All the movies I’ve seen, good or bad, have been engraved into who I am. Any cinephile can speak to this. They’re transparent tattoos that are a roadmap of my fandom and personality. As I get older and follow the endless yellow celluloid road, more and more are added. Why not start an ode to these lovelies?
The Virgin Suicides is a haunting work of art about the fragility of youth, the enigma of adolescence and the fleeting nature of life. It’s a powerful story and impressive first feature film by the talented Sofia Coppola.
It’s a suburban town in the 1970s. The Lisbon family consisting of parents Kathleen Turner and James Woods and their five daughters: Cecilia (Hanna Hall), Lux (Kirsten Dunst), Bonnie (Chelse Swain), Mary (A.J. Cook), and Therese (Leslie Hayman) reside in a sleepy town. Things seem fine, but when one of the daughters takes her life, the family is devastated.
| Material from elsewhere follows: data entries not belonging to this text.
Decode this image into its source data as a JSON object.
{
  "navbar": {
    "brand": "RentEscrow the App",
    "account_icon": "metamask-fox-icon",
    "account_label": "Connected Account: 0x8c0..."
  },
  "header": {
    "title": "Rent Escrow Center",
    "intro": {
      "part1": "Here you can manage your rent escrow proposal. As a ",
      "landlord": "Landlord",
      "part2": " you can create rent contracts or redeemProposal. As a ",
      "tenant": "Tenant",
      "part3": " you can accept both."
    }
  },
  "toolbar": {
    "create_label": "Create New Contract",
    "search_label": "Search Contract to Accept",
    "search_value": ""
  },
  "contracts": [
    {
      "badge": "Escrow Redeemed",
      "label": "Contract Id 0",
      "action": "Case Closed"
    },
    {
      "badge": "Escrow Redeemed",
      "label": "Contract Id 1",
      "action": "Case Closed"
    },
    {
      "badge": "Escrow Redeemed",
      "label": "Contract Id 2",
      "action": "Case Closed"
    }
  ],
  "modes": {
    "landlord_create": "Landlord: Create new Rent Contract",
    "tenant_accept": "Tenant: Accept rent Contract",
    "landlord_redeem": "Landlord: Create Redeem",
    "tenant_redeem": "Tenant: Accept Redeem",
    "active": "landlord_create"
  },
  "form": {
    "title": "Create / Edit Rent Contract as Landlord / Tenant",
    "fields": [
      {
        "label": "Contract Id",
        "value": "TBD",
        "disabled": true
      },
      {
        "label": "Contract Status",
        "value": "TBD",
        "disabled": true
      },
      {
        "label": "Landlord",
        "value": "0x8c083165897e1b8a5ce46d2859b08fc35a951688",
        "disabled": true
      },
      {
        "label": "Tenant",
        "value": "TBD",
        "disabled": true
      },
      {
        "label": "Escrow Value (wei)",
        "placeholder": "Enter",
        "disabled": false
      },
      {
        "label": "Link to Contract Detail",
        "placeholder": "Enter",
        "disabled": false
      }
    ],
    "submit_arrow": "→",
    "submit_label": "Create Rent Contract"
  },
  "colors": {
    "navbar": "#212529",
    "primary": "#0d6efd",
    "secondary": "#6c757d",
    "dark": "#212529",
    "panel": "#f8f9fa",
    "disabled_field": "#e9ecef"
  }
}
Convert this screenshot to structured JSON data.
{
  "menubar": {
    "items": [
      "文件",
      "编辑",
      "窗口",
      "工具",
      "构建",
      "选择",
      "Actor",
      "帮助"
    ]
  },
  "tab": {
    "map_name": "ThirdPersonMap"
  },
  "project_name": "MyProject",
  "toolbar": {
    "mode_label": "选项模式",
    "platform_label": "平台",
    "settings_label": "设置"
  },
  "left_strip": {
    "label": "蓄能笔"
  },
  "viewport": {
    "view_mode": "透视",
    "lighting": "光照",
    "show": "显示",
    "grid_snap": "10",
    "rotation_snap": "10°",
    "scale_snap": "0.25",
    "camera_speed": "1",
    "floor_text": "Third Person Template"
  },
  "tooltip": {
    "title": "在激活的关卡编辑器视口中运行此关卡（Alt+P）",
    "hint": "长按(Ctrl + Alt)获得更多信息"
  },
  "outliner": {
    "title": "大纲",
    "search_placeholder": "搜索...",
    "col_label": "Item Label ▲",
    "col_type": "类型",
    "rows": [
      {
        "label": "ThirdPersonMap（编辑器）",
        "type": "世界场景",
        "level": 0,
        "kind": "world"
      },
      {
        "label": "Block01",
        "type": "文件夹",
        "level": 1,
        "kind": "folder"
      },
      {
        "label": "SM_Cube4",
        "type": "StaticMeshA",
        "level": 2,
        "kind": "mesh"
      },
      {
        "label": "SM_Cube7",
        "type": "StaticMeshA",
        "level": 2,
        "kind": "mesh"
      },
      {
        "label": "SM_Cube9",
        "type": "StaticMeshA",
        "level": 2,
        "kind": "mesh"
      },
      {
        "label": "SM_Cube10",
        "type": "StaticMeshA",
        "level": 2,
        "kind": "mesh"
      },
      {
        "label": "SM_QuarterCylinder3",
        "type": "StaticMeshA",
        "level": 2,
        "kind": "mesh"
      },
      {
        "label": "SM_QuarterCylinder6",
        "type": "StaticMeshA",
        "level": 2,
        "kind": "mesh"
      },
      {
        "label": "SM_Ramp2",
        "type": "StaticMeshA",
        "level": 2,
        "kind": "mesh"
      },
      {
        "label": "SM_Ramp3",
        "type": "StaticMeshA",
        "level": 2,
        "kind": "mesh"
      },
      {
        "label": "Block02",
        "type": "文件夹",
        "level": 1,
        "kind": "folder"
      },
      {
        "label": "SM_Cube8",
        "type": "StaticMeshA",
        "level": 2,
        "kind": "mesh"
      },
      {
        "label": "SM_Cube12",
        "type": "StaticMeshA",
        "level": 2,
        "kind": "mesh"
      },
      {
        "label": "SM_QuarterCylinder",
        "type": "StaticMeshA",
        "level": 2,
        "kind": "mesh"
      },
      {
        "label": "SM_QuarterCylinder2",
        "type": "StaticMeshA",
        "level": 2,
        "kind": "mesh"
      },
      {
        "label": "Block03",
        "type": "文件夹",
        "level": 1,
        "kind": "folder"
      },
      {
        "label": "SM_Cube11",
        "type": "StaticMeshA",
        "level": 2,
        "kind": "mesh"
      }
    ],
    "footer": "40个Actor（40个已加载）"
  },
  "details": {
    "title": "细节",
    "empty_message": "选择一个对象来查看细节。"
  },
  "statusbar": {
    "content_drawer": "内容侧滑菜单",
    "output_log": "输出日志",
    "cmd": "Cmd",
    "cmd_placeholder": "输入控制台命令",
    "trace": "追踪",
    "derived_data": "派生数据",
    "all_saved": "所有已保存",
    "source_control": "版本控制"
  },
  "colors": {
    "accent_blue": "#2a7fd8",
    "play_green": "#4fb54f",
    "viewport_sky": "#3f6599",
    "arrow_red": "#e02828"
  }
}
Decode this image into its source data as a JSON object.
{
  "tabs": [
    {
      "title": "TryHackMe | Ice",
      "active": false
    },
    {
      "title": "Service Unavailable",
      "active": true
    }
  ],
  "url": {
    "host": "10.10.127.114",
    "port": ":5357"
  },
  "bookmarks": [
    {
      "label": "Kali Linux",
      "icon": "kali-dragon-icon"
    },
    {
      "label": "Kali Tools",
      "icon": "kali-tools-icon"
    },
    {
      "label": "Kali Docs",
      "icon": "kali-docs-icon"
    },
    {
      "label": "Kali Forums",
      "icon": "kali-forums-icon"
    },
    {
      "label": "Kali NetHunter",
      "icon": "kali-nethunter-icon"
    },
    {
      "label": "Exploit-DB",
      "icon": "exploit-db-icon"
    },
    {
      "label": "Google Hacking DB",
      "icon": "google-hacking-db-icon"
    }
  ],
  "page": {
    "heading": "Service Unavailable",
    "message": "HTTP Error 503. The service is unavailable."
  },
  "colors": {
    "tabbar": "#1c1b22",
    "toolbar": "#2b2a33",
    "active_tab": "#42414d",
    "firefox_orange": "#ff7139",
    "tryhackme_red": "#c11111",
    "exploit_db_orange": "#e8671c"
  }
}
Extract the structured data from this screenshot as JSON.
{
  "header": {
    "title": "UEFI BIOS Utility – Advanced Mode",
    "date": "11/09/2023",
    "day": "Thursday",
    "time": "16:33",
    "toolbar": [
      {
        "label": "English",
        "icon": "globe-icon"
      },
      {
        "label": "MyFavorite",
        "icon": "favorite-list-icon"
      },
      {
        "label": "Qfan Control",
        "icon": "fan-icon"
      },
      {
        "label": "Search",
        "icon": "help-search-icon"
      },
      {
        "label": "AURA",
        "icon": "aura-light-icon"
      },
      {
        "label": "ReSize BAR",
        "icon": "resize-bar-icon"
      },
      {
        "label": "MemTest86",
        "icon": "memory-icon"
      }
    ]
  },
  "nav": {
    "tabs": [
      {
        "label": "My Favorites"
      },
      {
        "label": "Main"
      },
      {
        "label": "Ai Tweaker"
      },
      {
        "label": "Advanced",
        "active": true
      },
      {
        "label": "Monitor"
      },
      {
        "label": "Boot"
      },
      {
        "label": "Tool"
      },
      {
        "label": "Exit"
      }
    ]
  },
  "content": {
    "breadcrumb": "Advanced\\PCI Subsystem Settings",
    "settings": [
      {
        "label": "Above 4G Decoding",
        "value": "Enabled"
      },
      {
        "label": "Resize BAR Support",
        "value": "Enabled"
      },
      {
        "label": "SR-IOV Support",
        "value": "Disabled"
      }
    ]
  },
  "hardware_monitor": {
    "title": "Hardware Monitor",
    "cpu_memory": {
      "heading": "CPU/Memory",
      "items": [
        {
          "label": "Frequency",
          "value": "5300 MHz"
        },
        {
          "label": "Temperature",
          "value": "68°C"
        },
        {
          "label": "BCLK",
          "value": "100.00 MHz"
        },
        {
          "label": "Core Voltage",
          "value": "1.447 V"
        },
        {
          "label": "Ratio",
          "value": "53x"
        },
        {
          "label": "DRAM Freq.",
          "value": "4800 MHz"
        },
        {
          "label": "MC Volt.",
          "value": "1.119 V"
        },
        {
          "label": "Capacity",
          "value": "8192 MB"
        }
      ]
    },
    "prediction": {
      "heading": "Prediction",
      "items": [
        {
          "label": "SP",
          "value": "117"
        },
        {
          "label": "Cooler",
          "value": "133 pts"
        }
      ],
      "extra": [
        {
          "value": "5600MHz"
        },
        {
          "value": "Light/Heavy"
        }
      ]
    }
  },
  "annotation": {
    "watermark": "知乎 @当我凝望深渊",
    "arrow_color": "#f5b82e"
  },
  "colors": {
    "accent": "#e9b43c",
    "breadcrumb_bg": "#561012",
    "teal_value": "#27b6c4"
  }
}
The parents become especially protective of the girls, who yearn to have more freedom. Lux begins a whirlwind romance with Trip Fontaine (Josh Harnett) and gets a heartbreaking introduction to first love. And the growing teenagers are forced to rely on one another, further creating a distance from life outside.
After the girls are grounded they slip into a quiet despair, and their only connection is an exchange of letters and music with a group of neighborhood boys.
And oh, does Coppola nail the soundtrack. Its hypnotizing and effective in filling the permeable silences. The music is a character in and of itself. Each song conveys a thousand thoughts and what it stirs in me, shifts into something new everytime I watch.
It’s got an earnest melancholy that settles in your bones, embeds deep and lingers long. There’s a whisper of the unsettling despair that grows to an outcry, as we hear narration from Giovanni Ribisi (who does terrific voice work) regaling how the young boys in the neighborhood saw the Lisbons.
The boys speak of them like beautiful mysteries, and the film’s bleak outline is painted in a delicate feminine energy with saturated colors of hazy shades. It feels like a lovely daydream that eventually meets a cold reality.
The story of the Lisbon sisters has stuck with me since the first time I saw it. A young girl myself, it spoke volumes to me. No matter how many times I’ve seen it, the feelings it invoked remain present. I’m still that impressionable pre-teen, the love language of cinema sweeping me away, and my heart stolen by this dream like whirlwind of tears and wonder.
It was both terrifying and spellbinding and it showed me how a movie can wrap you in an emotion and keep you there, suspended. A piece of me will always be in that house, yearning to break out.
Sometimes I wish there was more from the girl’s perspective, but the decision enhances the uncertainty, and the nature of perception. There are a lot of intentional details Coppola uses to enhance this. We are meant to watch and not fully understand.
Even from a distance, the film speaks to how women’s and adolescent sadness can be overlooked. The Virgin Suicides is a snapshot, a nostalgic waning of whimsy wondering (and wandering).

There’s an angelic quality about the girls but also an underlying humanity, deep and dark. The soft focus, beautiful hue of sunshine laden days and lip balm smiles distract from the loneliness and desperation they feel.
It’s cinematography is exquisite and Coppola’s adapted script works to deliver us a fairy tale of woe in just 97 minutes. The excellent performances capture these characters perfectly.
With an impeccable cast and an assured vision from Sofia Coppola, The Virgin Suicides is an indelible cinematic landmark.